Perhaps it’s worth mentioning that sugar is bad for your teeth, weight and overall health, coffee is an addictive substance, tobacco as well and can give you lung cancer, plastic is choking the oceans and car and plane emissions are eroding the ozone layer. It’s one thing to battle over land and resources in a struggle for survival—all human groups have done so— but another thing to create so much human misery to feed our unnecessary and even harmful “newly acquired appetites.” 

 

So I repeat. No one’s hands are clean. We are all (see list above) enjoying the inheritance carved from relentless human brutality, each and every moment of our 21stcentury day. Now that you’ve read this (and watch the film Exterminate All the Brutes  for more), are you having a nice day?

 

But having recognized the story, isn’t it time to awaken from the nightmare? To understand how it keeps playing out in the daily news and still is echoing in our own breast?
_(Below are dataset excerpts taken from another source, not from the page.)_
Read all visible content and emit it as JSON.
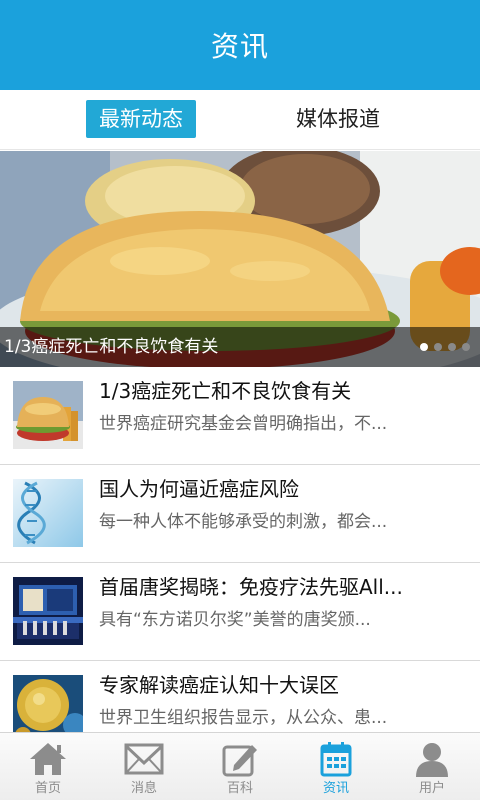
{
  "header": {
    "title": "资讯"
  },
  "tabs": [
    {
      "label": "最新动态",
      "active": true
    },
    {
      "label": "媒体报道",
      "active": false
    }
  ],
  "banner": {
    "caption": "1/3癌症死亡和不良饮食有关",
    "dots": 4,
    "active_dot": 0
  },
  "news": [
    {
      "title": "1/3癌症死亡和不良饮食有关",
      "summary": "世界癌症研究基金会曾明确指出，不...",
      "thumb": "burger"
    },
    {
      "title": "国人为何逼近癌症风险",
      "summary": "每一种人体不能够承受的刺激，都会...",
      "thumb": "dna"
    },
    {
      "title": "首届唐奖揭晓：免疫疗法先驱All...",
      "summary": "具有“东方诺贝尔奖”美誉的唐奖颁...",
      "thumb": "ceremony"
    },
    {
      "title": "专家解读癌症认知十大误区",
      "summary": "世界卫生组织报告显示，从公众、患...",
      "thumb": "cell"
    }
  ],
  "bottom_nav": [
    {
      "label": "首页",
      "icon": "home-icon",
      "active": false
    },
    {
      "label": "消息",
      "icon": "mail-icon",
      "active": false
    },
    {
      "label": "百科",
      "icon": "edit-icon",
      "active": false
    },
    {
      "label": "资讯",
      "icon": "calendar-icon",
      "active": true
    },
    {
      "label": "用户",
      "icon": "user-icon",
      "active": false
    }
  ],
  "colors": {
    "header": "#1ba1dc",
    "tab_active": "#22a8d6",
    "nav_active": "#1ba1dc",
    "nav_inactive": "#8c8c8c"
  }
}
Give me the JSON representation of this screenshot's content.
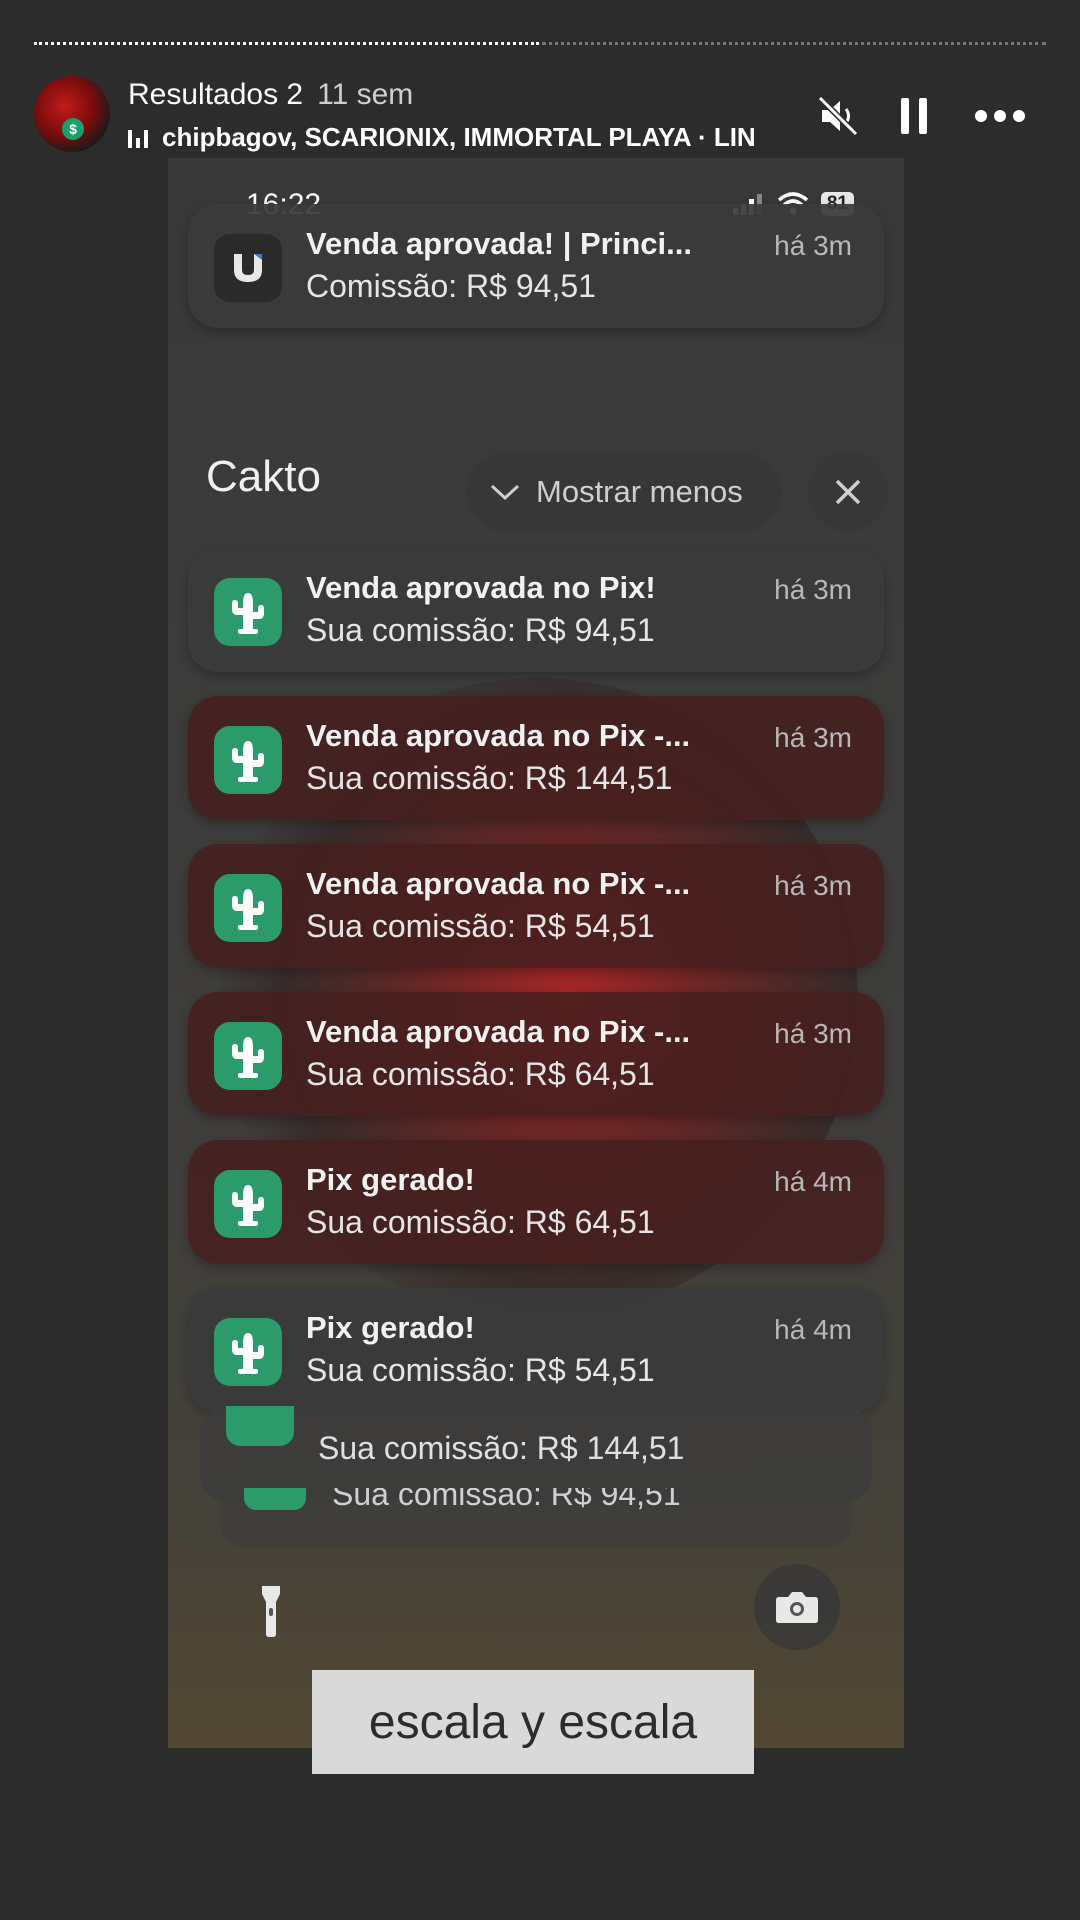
{
  "header": {
    "name": "Resultados 2",
    "time": "11 sem",
    "music": "chipbagov, SCARIONIX, IMMORTAL PLAYA · LIN"
  },
  "phone": {
    "status_time": "16:22",
    "battery": "81",
    "top_notification": {
      "title": "Venda aprovada! | Princi...",
      "body": "Comissão: R$ 94,51",
      "ago": "há 3m"
    },
    "group": {
      "app_name": "Cakto",
      "collapse_label": "Mostrar menos"
    },
    "notifications": [
      {
        "title": "Venda aprovada no Pix!",
        "body": "Sua comissão: R$ 94,51",
        "ago": "há 3m"
      },
      {
        "title": "Venda aprovada no Pix -...",
        "body": "Sua comissão: R$ 144,51",
        "ago": "há 3m"
      },
      {
        "title": "Venda aprovada no Pix -...",
        "body": "Sua comissão: R$ 54,51",
        "ago": "há 3m"
      },
      {
        "title": "Venda aprovada no Pix -...",
        "body": "Sua comissão: R$ 64,51",
        "ago": "há 3m"
      },
      {
        "title": "Pix gerado!",
        "body": "Sua comissão: R$ 64,51",
        "ago": "há 4m"
      },
      {
        "title": "Pix gerado!",
        "body": "Sua comissão: R$ 54,51",
        "ago": "há 4m"
      }
    ],
    "stacked": [
      {
        "body": "Sua comissão: R$ 144,51"
      },
      {
        "body": "Sua comissão: R$ 94,51"
      }
    ]
  },
  "caption": "escala y escala",
  "icons": {
    "mute": "speaker-muted-icon",
    "pause": "pause-icon",
    "more": "more-icon",
    "flashlight": "flashlight-icon",
    "camera": "camera-icon"
  },
  "colors": {
    "app_icon": "#2c9b6b",
    "background": "#2c2c2c"
  }
}
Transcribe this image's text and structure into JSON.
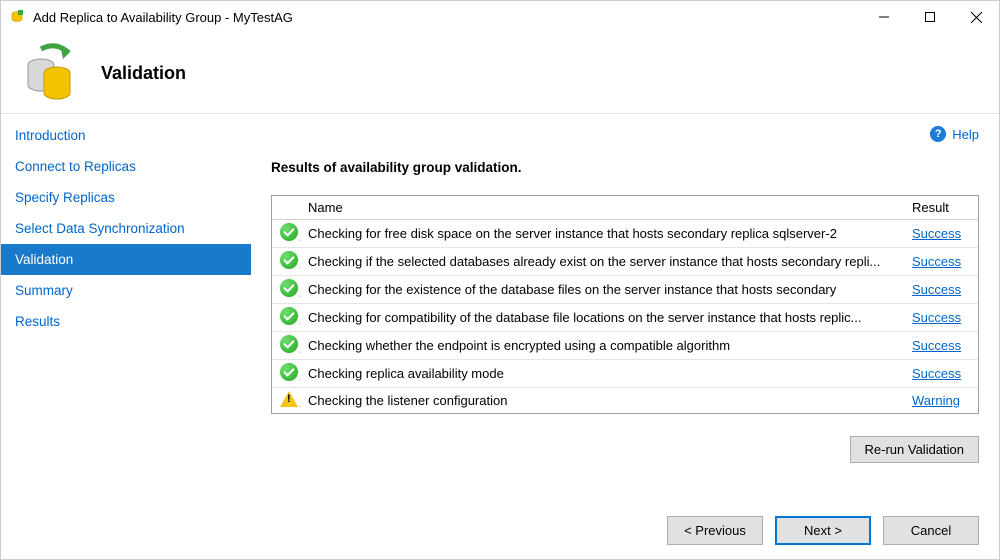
{
  "window": {
    "title": "Add Replica to Availability Group - MyTestAG"
  },
  "header": {
    "page_title": "Validation"
  },
  "sidebar": {
    "steps": [
      {
        "label": "Introduction",
        "active": false
      },
      {
        "label": "Connect to Replicas",
        "active": false
      },
      {
        "label": "Specify Replicas",
        "active": false
      },
      {
        "label": "Select Data Synchronization",
        "active": false
      },
      {
        "label": "Validation",
        "active": true
      },
      {
        "label": "Summary",
        "active": false
      },
      {
        "label": "Results",
        "active": false
      }
    ]
  },
  "main": {
    "help_label": "Help",
    "results_title": "Results of availability group validation.",
    "columns": {
      "name": "Name",
      "result": "Result"
    },
    "rows": [
      {
        "status": "success",
        "name": "Checking for free disk space on the server instance that hosts secondary replica sqlserver-2",
        "result": "Success"
      },
      {
        "status": "success",
        "name": "Checking if the selected databases already exist on the server instance that hosts secondary repli...",
        "result": "Success"
      },
      {
        "status": "success",
        "name": "Checking for the existence of the database files on the server instance that hosts secondary",
        "result": "Success"
      },
      {
        "status": "success",
        "name": "Checking for compatibility of the database file locations on the server instance that hosts replic...",
        "result": "Success"
      },
      {
        "status": "success",
        "name": "Checking whether the endpoint is encrypted using a compatible algorithm",
        "result": "Success"
      },
      {
        "status": "success",
        "name": "Checking replica availability mode",
        "result": "Success"
      },
      {
        "status": "warning",
        "name": "Checking the listener configuration",
        "result": "Warning"
      }
    ],
    "rerun_label": "Re-run Validation"
  },
  "footer": {
    "previous": "< Previous",
    "next": "Next >",
    "cancel": "Cancel"
  }
}
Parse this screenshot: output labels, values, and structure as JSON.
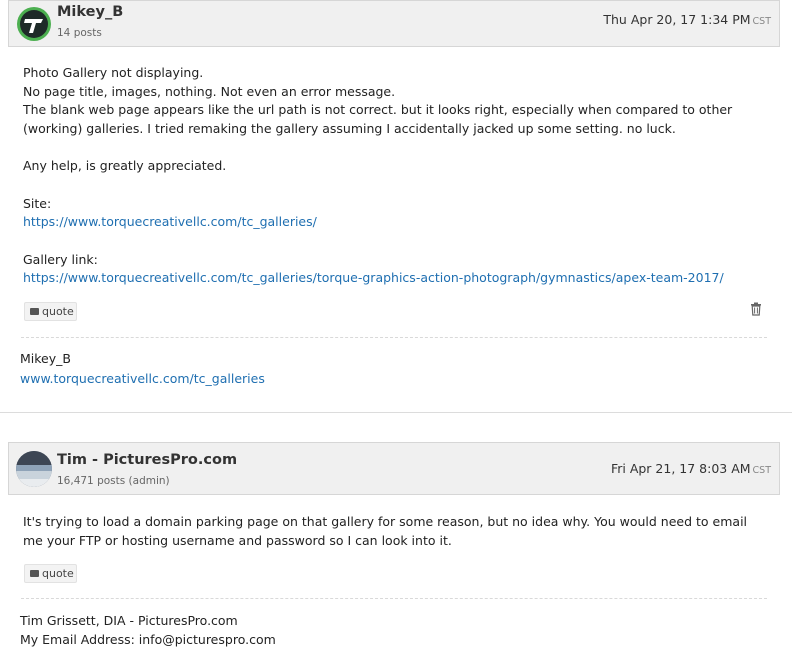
{
  "posts": [
    {
      "author": "Mikey_B",
      "post_count": "14 posts",
      "date": "Thu Apr 20, 17 1:34 PM",
      "tz": "CST",
      "body": [
        "Photo Gallery not displaying.",
        "No page title, images, nothing. Not even an error message.",
        "The blank web page appears like the url path is not correct. but it looks right, especially when compared to other",
        "(working) galleries. I tried remaking the gallery assuming I accidentally jacked up some setting. no luck.",
        "Any help, is greatly appreciated.",
        "Site:",
        "https://www.torquecreativellc.com/tc_galleries/",
        "Gallery link:",
        "https://www.torquecreativellc.com/tc_galleries/torque-graphics-action-photograph/gymnastics/apex-team-2017/"
      ],
      "quote_label": "quote",
      "signature": [
        "Mikey_B",
        "www.torquecreativellc.com/tc_galleries"
      ]
    },
    {
      "author": "Tim - PicturesPro.com",
      "post_count": "16,471 posts (admin)",
      "date": "Fri Apr 21, 17 8:03 AM",
      "tz": "CST",
      "body": [
        "It's trying to load a domain parking page on that gallery for some reason, but no idea why. You would need to email",
        "me your FTP or hosting username and password so I can look into it."
      ],
      "quote_label": "quote",
      "signature": [
        "Tim Grissett, DIA - PicturesPro.com",
        "My Email Address: info@picturespro.com"
      ]
    }
  ],
  "colors": {
    "link": "#1f6fb1",
    "header_bg": "#f0f0f0",
    "avatar1_ring": "#4caf50"
  },
  "icons": [
    "logo-avatar-icon",
    "quote-icon",
    "trash-icon"
  ]
}
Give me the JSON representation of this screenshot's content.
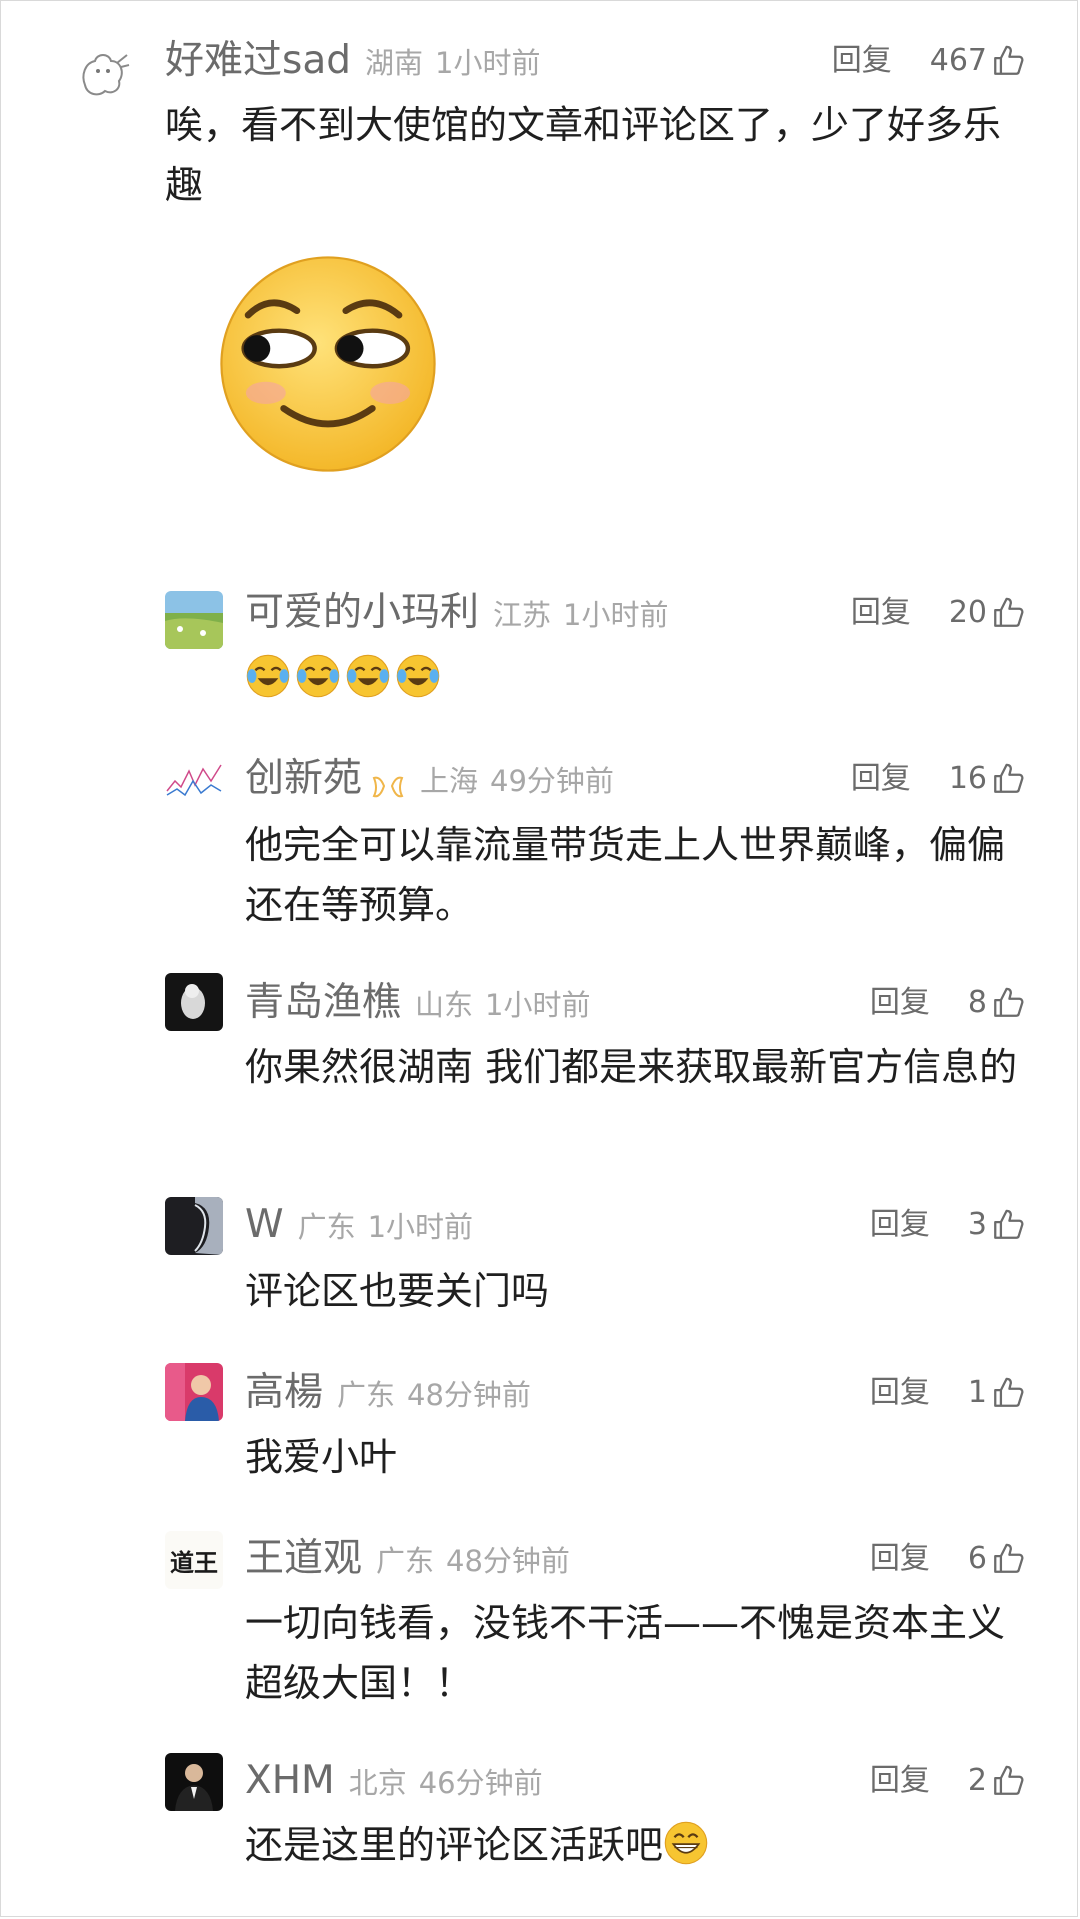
{
  "reply_label": "回复",
  "comments": [
    {
      "username": "好难过sad",
      "location": "湖南",
      "time": "1小时前",
      "likes": "467",
      "text": "唉，看不到大使馆的文章和评论区了，少了好多乐趣",
      "sticker": "smirk-emoji"
    },
    {
      "username": "可爱的小玛利",
      "location": "江苏",
      "time": "1小时前",
      "likes": "20",
      "text": "",
      "emojis": [
        "laugh-cry-emoji",
        "laugh-cry-emoji",
        "laugh-cry-emoji",
        "laugh-cry-emoji"
      ]
    },
    {
      "username": "创新苑",
      "location": "上海",
      "time": "49分钟前",
      "likes": "16",
      "text": "他完全可以靠流量带货走上人世界巅峰，偏偏还在等预算。",
      "badge": "vip-badge"
    },
    {
      "username": "青岛渔樵",
      "location": "山东",
      "time": "1小时前",
      "likes": "8",
      "text": "你果然很湖南 我们都是来获取最新官方信息的"
    },
    {
      "username": "W",
      "location": "广东",
      "time": "1小时前",
      "likes": "3",
      "text": "评论区也要关门吗"
    },
    {
      "username": "高楊",
      "location": "广东",
      "time": "48分钟前",
      "likes": "1",
      "text": "我爱小叶"
    },
    {
      "username": "王道观",
      "location": "广东",
      "time": "48分钟前",
      "likes": "6",
      "text": "一切向钱看，没钱不干活——不愧是资本主义超级大国！！",
      "avatar_text": "道王"
    },
    {
      "username": "XHM",
      "location": "北京",
      "time": "46分钟前",
      "likes": "2",
      "text": "还是这里的评论区活跃吧",
      "trailing_emoji": "grin-emoji"
    }
  ],
  "colors": {
    "username": "#6b6b6b",
    "meta": "#a7a7a7",
    "text": "#1f1f1f",
    "emoji_yellow": "#f7c531"
  }
}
To consider how to refuse it, how to transform it, how to grieve for it and rise stronger to carve the new story that awaits? Watching that film above was a heavy weight on my chest, reminding me of what I already knew, but feeling beaten down by the sheer enormity of culturally-sanctioned evil yesterday, today and tomorrow. But I am a teacher of children and have taken an oath for hope, have bought a ticket on the freedom (solar-powered) train bound for the glory that also lives in us and shown its face it works of great beauty and acts of great courage and small gestures of great kindness. As I wrote to a fellow teacher who recommended the film: Such hard, hard reminders of the darkest regions of the human being sanctioned by the masses at the time who have been brainwashed into hatred and fooled into ignorance. And yet still we do our daily work to lead forth children's capacity of beauty and love in each class we teach."

 

Having woken up today, let’s do the work to truly wake up. The world is waiting.